- childbirth - France - human rights
Court ruling challenges French law on anonymous childbirth
A French court of appeals ruled Thursday that custody of an infant born under the country’s controversial anonymous childbirth law should go to its maternal grandparents against the mother’s wishes.
The Court of Appeals of Angers ruled Thursday that custody of an infant born in June 2009 under the anonymous childbirth law in France be granted to its maternal grandparents against the mother’s wishes, overturning the provisions stipulated by the controversial legislation.
“This is truly the beginning of the end for the anonymous childbirth law,” said Jacques Monier, the mother’s attorney.
“It’s a historic ruling by the court. France is allowing national legislation to be overruled by international agreements such as the UN's Convention on the Rights of the Child, which France subscribes to,” Brigitte Bareges, a member of parliament for the ruling UMP party, told AFP.

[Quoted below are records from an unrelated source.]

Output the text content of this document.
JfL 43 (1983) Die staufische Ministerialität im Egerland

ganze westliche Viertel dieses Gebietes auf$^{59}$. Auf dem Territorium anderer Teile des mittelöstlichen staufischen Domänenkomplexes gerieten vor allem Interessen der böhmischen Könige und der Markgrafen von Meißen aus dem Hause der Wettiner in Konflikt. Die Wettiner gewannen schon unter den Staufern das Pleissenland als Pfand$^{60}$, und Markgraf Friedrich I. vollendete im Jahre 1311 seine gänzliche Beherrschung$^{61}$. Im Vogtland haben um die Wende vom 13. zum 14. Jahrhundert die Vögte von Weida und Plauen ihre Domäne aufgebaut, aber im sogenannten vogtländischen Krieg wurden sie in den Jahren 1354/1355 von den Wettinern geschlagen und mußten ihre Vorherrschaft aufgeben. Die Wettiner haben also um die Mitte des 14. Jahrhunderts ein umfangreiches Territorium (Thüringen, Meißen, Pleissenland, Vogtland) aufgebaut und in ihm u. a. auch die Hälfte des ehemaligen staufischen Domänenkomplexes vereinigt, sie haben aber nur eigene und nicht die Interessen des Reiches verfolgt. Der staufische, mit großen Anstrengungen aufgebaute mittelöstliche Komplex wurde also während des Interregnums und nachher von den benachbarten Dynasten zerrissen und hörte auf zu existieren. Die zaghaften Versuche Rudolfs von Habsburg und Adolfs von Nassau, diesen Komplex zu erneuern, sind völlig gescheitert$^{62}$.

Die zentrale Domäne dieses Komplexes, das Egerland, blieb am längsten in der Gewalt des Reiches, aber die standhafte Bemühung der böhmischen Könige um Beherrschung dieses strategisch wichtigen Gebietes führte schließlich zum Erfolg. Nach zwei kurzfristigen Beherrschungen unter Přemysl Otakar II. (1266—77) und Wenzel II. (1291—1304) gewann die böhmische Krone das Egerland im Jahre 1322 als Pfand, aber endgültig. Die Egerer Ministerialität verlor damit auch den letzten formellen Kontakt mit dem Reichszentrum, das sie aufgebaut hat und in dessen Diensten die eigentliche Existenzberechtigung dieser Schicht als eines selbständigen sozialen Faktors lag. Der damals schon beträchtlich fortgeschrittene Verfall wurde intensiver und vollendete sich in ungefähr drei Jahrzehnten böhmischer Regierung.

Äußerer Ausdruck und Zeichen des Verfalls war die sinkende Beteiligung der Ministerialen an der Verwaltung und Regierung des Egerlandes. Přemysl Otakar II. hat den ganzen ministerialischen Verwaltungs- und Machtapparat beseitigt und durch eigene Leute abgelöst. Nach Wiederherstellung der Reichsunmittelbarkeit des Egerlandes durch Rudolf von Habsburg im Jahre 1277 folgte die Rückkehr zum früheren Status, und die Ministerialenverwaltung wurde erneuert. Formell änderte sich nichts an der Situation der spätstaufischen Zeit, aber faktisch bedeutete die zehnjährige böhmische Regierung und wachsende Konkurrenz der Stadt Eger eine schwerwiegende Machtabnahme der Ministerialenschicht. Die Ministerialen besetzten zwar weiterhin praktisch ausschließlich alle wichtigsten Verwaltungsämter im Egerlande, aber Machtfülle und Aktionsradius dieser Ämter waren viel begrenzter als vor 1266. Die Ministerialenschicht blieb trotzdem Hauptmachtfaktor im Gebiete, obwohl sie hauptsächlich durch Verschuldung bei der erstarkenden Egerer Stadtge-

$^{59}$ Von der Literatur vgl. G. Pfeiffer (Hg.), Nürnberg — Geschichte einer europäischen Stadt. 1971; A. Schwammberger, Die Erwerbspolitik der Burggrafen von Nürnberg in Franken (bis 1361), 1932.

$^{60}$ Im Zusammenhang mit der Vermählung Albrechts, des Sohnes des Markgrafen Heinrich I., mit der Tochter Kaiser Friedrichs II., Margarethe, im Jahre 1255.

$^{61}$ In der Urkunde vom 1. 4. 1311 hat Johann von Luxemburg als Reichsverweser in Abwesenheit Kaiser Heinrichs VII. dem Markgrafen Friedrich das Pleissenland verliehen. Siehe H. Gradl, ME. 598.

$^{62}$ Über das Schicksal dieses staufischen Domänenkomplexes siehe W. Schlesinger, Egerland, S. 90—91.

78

Known as “Accouchement sous X”, the law allows for any woman to give birth under complete anonymity. It is different from more traditional patient confidentiality laws because no record of the mother’s identity exists, thus ruling out any possibility for the infant's natural mother to be identified.
The dispute over whether a child’s best interest trumps a mother’s right to anonymity resurfaced when Isabelle and Pascal Oger discovered their daughter had given birth to a premature infant in the summer of 2009, and that the child had entered the foster care system.

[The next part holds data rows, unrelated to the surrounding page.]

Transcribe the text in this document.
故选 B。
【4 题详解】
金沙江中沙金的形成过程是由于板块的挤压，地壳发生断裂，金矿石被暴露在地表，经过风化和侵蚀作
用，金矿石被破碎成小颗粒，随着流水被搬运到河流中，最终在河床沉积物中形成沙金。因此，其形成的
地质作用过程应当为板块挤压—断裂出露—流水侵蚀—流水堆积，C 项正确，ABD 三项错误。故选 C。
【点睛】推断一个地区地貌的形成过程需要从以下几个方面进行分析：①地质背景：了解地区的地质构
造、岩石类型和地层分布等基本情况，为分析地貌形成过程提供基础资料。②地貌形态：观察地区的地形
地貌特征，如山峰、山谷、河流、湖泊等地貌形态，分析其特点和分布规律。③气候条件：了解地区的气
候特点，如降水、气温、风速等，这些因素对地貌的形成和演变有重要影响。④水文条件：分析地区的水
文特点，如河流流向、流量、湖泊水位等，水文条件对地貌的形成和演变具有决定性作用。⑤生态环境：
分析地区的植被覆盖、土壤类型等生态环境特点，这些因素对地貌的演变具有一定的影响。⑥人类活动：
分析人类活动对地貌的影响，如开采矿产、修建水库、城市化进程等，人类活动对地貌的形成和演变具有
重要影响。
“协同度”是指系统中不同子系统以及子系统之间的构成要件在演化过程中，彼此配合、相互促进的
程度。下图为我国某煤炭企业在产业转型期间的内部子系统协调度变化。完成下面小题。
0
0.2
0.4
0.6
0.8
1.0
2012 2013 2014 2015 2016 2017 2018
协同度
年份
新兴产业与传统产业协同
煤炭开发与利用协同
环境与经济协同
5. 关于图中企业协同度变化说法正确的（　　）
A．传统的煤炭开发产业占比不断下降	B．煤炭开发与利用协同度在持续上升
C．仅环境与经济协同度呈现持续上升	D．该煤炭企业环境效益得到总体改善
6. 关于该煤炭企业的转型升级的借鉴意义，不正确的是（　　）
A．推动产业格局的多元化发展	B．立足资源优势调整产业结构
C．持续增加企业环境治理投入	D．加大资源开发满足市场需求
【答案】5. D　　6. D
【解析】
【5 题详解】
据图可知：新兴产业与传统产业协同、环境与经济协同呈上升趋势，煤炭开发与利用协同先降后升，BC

Despite their daughter’s opposition, the Ogers filed suit for custody and were able to prove kinship through DNA tests performed in October 2009. Once they had collected DNA evidence linking them to the baby, they urged the court in Angers to repeal the status of anonymity and rule according to the child’s best interest.
The court sided with the New York Convention of 1989, which states that a child “has the right to a name and to know who its parents are and to also be raised by them”.

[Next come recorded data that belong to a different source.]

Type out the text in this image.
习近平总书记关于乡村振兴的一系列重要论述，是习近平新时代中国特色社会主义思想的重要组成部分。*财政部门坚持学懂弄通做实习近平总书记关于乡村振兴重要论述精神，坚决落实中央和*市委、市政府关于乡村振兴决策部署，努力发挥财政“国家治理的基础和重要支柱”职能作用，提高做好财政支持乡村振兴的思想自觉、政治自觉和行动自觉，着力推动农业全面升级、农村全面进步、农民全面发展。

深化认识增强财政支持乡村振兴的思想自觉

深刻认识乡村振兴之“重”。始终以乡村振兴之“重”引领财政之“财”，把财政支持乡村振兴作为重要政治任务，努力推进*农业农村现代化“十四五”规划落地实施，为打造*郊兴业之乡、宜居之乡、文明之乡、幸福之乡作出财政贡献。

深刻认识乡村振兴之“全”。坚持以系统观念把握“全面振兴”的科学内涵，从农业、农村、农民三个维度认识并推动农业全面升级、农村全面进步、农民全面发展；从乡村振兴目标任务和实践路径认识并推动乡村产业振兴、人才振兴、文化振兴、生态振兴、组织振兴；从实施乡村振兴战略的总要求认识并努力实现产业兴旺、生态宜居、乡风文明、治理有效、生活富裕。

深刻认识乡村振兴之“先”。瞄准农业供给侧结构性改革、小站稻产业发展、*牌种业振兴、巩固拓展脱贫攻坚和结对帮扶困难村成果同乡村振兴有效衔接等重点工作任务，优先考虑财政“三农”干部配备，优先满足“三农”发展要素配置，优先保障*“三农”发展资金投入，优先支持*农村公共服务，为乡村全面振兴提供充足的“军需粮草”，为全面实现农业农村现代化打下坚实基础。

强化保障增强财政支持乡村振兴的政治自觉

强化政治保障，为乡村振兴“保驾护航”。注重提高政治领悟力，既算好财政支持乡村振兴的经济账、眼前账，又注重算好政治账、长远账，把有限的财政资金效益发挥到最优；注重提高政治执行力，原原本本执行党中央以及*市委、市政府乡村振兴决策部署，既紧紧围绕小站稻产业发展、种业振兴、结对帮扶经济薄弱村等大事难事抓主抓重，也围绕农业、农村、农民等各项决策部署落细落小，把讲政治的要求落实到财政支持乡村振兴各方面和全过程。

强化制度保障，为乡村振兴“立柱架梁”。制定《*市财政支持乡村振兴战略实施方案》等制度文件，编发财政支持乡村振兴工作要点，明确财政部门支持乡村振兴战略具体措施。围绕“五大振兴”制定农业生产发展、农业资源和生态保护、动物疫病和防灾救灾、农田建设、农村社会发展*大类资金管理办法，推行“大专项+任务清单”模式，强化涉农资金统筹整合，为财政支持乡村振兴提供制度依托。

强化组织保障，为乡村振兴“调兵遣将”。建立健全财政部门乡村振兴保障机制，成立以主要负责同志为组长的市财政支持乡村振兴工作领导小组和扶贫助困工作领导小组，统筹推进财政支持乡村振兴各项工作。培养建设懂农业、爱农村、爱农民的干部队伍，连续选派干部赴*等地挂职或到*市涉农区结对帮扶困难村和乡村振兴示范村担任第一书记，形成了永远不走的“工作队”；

“This gives us great satisfaction, we could hardly believe it”, Pascal Oger declared. “Now we must get everything ready to welcome our granddaughter…we hope one day our daughter too will want to be with her child,” he added.
Whose rights are right?
Hélène Poivey-Leclercq, a Paris-based attorney who specializes in family rights says this is only the first in a possible string of similar decisions. “Prior to this case, there was a sort of Berlin Wall that existed between the child and the unknown family. This case gives us a small opening and we’ll have to wait and see what happens next,” she told AFP.
For the UMP's Bareges, this court proceeding demonstrates that France is “looking for a way to balance the protection of the mother with the rights of children”. The French lawmaker cautioned that this was a very particular case since the maternal grandparents were suing the state for custody.
However, when Lauren Berrue, the grandparents’ lawyer, was asked if this case marked the end of the “Accouchement sous x” law, he replied, “it’s most certainly the end of absolute secrecy”.